Should HR Lead Change Management?
The responsibility of ensuring people adopt change is often laid at the feet of HR, but there is a fine line between what change management HR can do and what it should do.
It was late afternoon when an HR manager pulled me aside into an empty conference room.
Her company was transitioning their service desk to an offshore partner, and she’d been pegged to lead the change management. This woman is very smart and great at what she does. So at the time, taking on the role made sense to her and her bosses. Now she wasn’t as certain.
“I have no clue what I’m supposed to be doing.”
This wasn’t a complete surprise. I’d watched her eyes get bigger and bigger with every meeting as the scale of expectations came into sharper view. Unfortunately, this late in the game, there was very little I could do to help.
In fact, this wasn’t the first time I’d heard this kind of 11th hour admission from an HR manager, director or VP, and it hasn’t been the last. Because while executive leadership usually recognizes gaps in change management, most often they do not stop to recognize the skills needed to fill them.
Instead, they usually conflate HR’s valuable communication skills with an ability to “figure out change management.” Yet these are very different disciplines. Assuming they are the same can be like assuming a brilliant music educator is prepared to conduct a symphony, and the results can be just as messy.
Another company learned this the hard way after a technology change. Since end users had nodded along with new instructions politely during the transition, all was thought to be on track. Yet the lack of change management skill was made clear as the same end users continued to do as they saw fit, and the company’s ability to meet customer demands plummeted.
Sometimes HR can meet the challenge. Low-level changes where some coordinated communications are needed can easily fit within the HR wheelhouse.
However, as the level of change and operational risk rises, so does the need for more specialized skills that typically fall outside HR’s purview––skills like change management assessment and role mapping.
In other words, to increase the chances your transition is successful, you will likely need someone specifically trained in the art of organizational change management (OCM).
Plotting that need can be tricky. There are many variables in play and every company, culture and change initiative is unique. That’s why we developed a 10-question online survey to help executive leadership and HR assess how much OCM-specific skill a successful change program would require.
So: Should HR lead change management? It depends.
HR can be an invaluable resource to help you define job roles and/or the impact to end users in your post-transition environment. At the same time, that doesn’t always mean HR is prepared to lead a successful transition.

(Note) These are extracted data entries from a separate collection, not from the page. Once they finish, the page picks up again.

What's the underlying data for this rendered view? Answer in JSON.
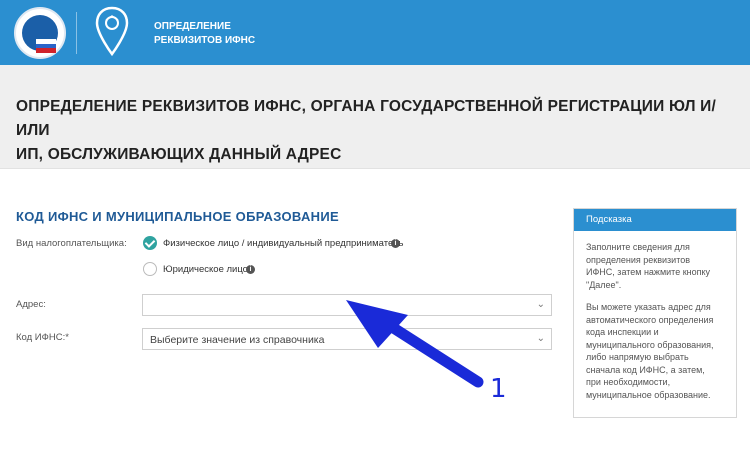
{
  "header": {
    "title_line1": "Определение",
    "title_line2": "реквизитов ИФНС"
  },
  "page": {
    "title_line1": "ОПРЕДЕЛЕНИЕ РЕКВИЗИТОВ ИФНС, ОРГАНА ГОСУДАРСТВЕННОЙ РЕГИСТРАЦИИ ЮЛ И/ИЛИ",
    "title_line2": "ИП, ОБСЛУЖИВАЮЩИХ ДАННЫЙ АДРЕС"
  },
  "form": {
    "section_title": "КОД ИФНС И МУНИЦИПАЛЬНОЕ ОБРАЗОВАНИЕ",
    "taxpayer_label": "Вид налогоплательщика:",
    "option_individual": "Физическое лицо / индивидуальный предприниматель",
    "option_legal": "Юридическое лицо",
    "info_glyph": "i",
    "address_label": "Адрес:",
    "address_value": "",
    "ifns_label": "Код ИФНС:*",
    "ifns_placeholder": "Выберите значение из справочника",
    "selected_option": "individual"
  },
  "hint": {
    "title": "Подсказка",
    "p1": [
      "Заполните сведения для",
      "определения реквизитов",
      "ИФНС, затем нажмите кнопку",
      "\"Далее\"."
    ],
    "p2": [
      "Вы можете указать адрес для",
      "автоматического определения",
      "кода инспекции и",
      "муниципального образования,",
      "либо напрямую выбрать",
      "сначала код ИФНС, а затем,",
      "при необходимости,",
      "муниципальное образование."
    ]
  },
  "annotation": {
    "number": "1",
    "color": "#1a2ad8"
  },
  "colors": {
    "header_blue": "#2b8fd0",
    "accent_teal": "#2fa3a0",
    "section_blue": "#1f5a96"
  },
  "icons": {
    "logo": "fns-emblem",
    "pin": "location-pin-icon",
    "chevron": "chevron-down-icon",
    "info": "info-icon",
    "check": "check-icon"
  }
}
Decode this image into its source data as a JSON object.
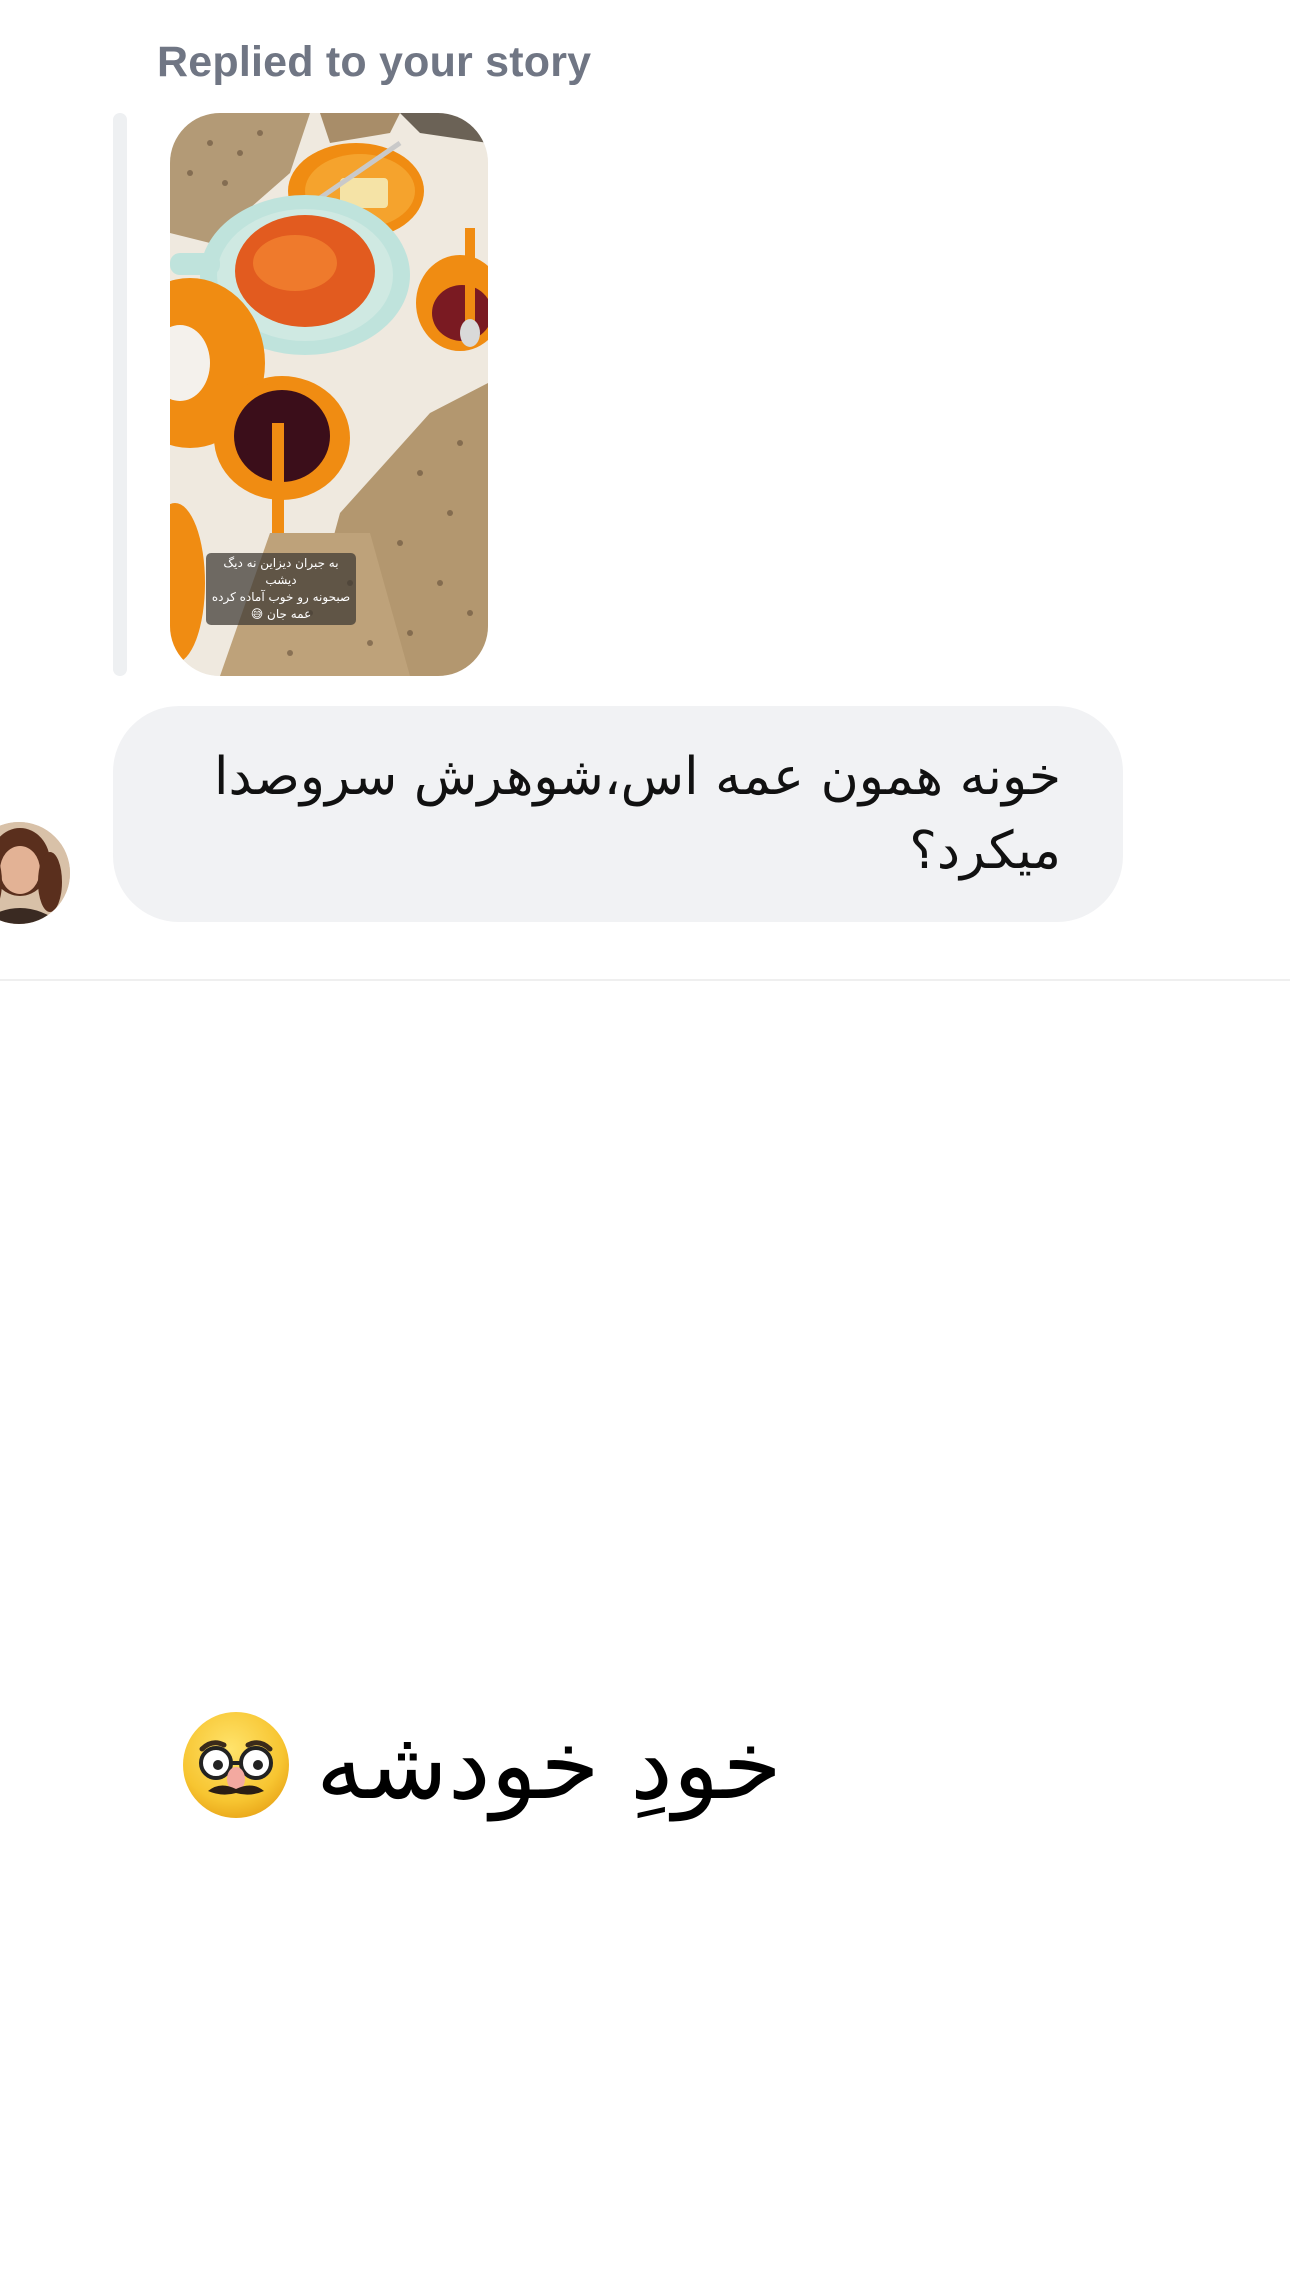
{
  "reply_header": {
    "label": "Replied to your story"
  },
  "story": {
    "caption_line_1": "به جبران دیزاین نه دیگ دیشب",
    "caption_line_2": "صبحونه رو خوب آماده کرده عمه جان 😅"
  },
  "message": {
    "text": "خونه همون عمه اس،شوهرش سروصدا میکرد؟"
  },
  "reply_message": {
    "text": "خودِ خودشه",
    "emoji": "disguised-face-emoji"
  },
  "colors": {
    "bubble_bg": "#f1f2f4",
    "reply_label": "#707684",
    "reply_bar": "#eef0f2",
    "divider": "#efefef"
  }
}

Assuming they can “figure it out” not only sets up even the most competent HR leaders for failure, it also adds a huge amount of unnecessary risk to your change initiative.
Please don’t do that.
Instead, invite your HR leaders to help you take a holistic look at what a successful transition will demand. Then, together, do an honest assessment of whether or not all the skills needed are present. Sometimes they are. And sometimes the stakes merit the need to supplement HR with OCM know-how.
Knowing which it is––before it’s already too late––will save a lot of anxiety, headaches and disappointment in the long run.